TINTÍN Y LECTURAS DEL MES

Salgo de ver la película de Tintín en tres dimensiones. Una pasta. Diez euros por persona porque nos hemos tenido que comprar las gafas de 3D. Es la primera vez que veo una peli en 3D y no puedo comparar, pero creo que los efectos especiales de esta película no son tan impresionantes como para que sea obligatorio verla de esta manera. Me ha gustado la unión que han hecho de los tres títulos de Tintín para la elaboración del guión (creo que son sólo tres, porque que yo sepa en la peli se recogen EL CANGREJO DE LAS PINZAS DE ORO, EL SECRETO DEL UNICORNIO Y EL TESORO DE RACKHAM EL ROJO).

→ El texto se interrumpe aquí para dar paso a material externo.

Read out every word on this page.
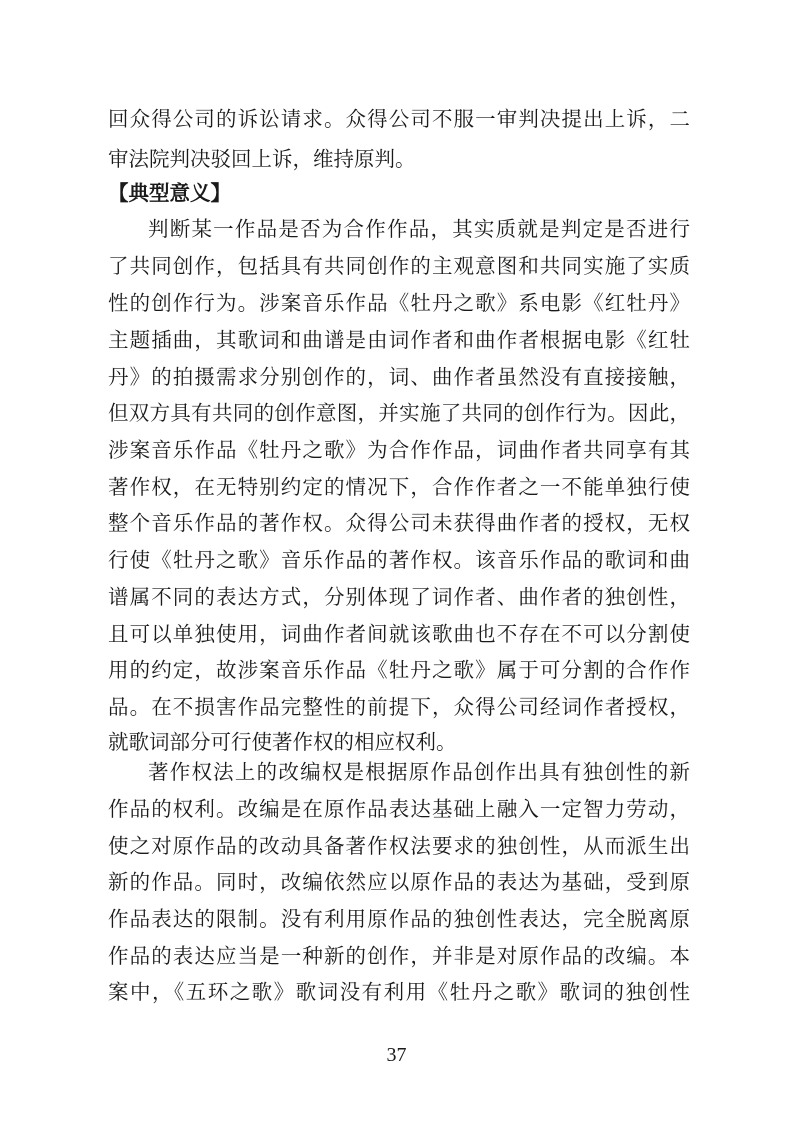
回众得公司的诉讼请求。众得公司不服一审判决提出上诉，二
审法院判决驳回上诉，维持原判。
【典型意义】
判断某一作品是否为合作作品，其实质就是判定是否进行
了共同创作，包括具有共同创作的主观意图和共同实施了实质
性的创作行为。涉案音乐作品《牡丹之歌》系电影《红牡丹》
主题插曲，其歌词和曲谱是由词作者和曲作者根据电影《红牡
丹》的拍摄需求分别创作的，词、曲作者虽然没有直接接触，
但双方具有共同的创作意图，并实施了共同的创作行为。因此，
涉案音乐作品《牡丹之歌》为合作作品，词曲作者共同享有其
著作权，在无特别约定的情况下，合作作者之一不能单独行使
整个音乐作品的著作权。众得公司未获得曲作者的授权，无权
行使《牡丹之歌》音乐作品的著作权。该音乐作品的歌词和曲
谱属不同的表达方式，分别体现了词作者、曲作者的独创性，
且可以单独使用，词曲作者间就该歌曲也不存在不可以分割使
用的约定，故涉案音乐作品《牡丹之歌》属于可分割的合作作
品。在不损害作品完整性的前提下，众得公司经词作者授权，
就歌词部分可行使著作权的相应权利。
著作权法上的改编权是根据原作品创作出具有独创性的新
作品的权利。改编是在原作品表达基础上融入一定智力劳动，
使之对原作品的改动具备著作权法要求的独创性，从而派生出
新的作品。同时，改编依然应以原作品的表达为基础，受到原
作品表达的限制。没有利用原作品的独创性表达，完全脱离原
作品的表达应当是一种新的创作，并非是对原作品的改编。本
案中，《五环之歌》歌词没有利用《牡丹之歌》歌词的独创性
37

Ya compararé cuando saquen en un futuro la segunda parte de esta película, porque han dejado un final abierto para sacar más dinero con las historias de Tintín. He terminado de leer LA CENA de HERMAN KOCH. No me gustan los libros con moralina y éste es uno de ellos. Tampoco me ha gustado la violencia que se describe y no porque se pretenda justificar, como es en el caso de los protagonistas de este libro, sino porque me da mal rollo que ande tanto loco por el mundo envuelto en piel de cordero. Prefiero los malos que no se ocultan porque se les ve venir. Me estoy poniendo al día con los comentarios sobre libros que he leído. Otro que he terminado recientemente es LA PRESA de KENZABURO OÉ. Bueno; se lee rápido esta historia sobre la pérdida de la inocencia. También es un libro duro porque de repente te das cuenta que hay mucha maldad en el mundo y que como no espabiles te pisan, te humillan, te joden, te dan por el culo, etc. Vamos, que para sobrevivir en este mundo hay que ser un poco cabroncete. Y el mejor libro que me he leído en este último mes es 84 CHARING CROSS ROAD de HELENE HANFF. Muy recomendable. Me ha encantado el estilo directo, franco y natural de la escritora en sus cartas a Frank Doel, el librero inglés. Se respira literatura por los cuatro costados, se habla de libros con erudición pero sin petulancia. Y también se habla de la vida diaria, de la cesta de la compra, del trabajo mal pagado de la escritora que sólo le da para sobrevivir, etc. Es de esos libros indispensables que todo amante de la literatura se debería leer en su vida. Y si no te lo lees es que eres un amargado, soberbio y listillo que piensas que lo que tú escribes es mejor y más culto.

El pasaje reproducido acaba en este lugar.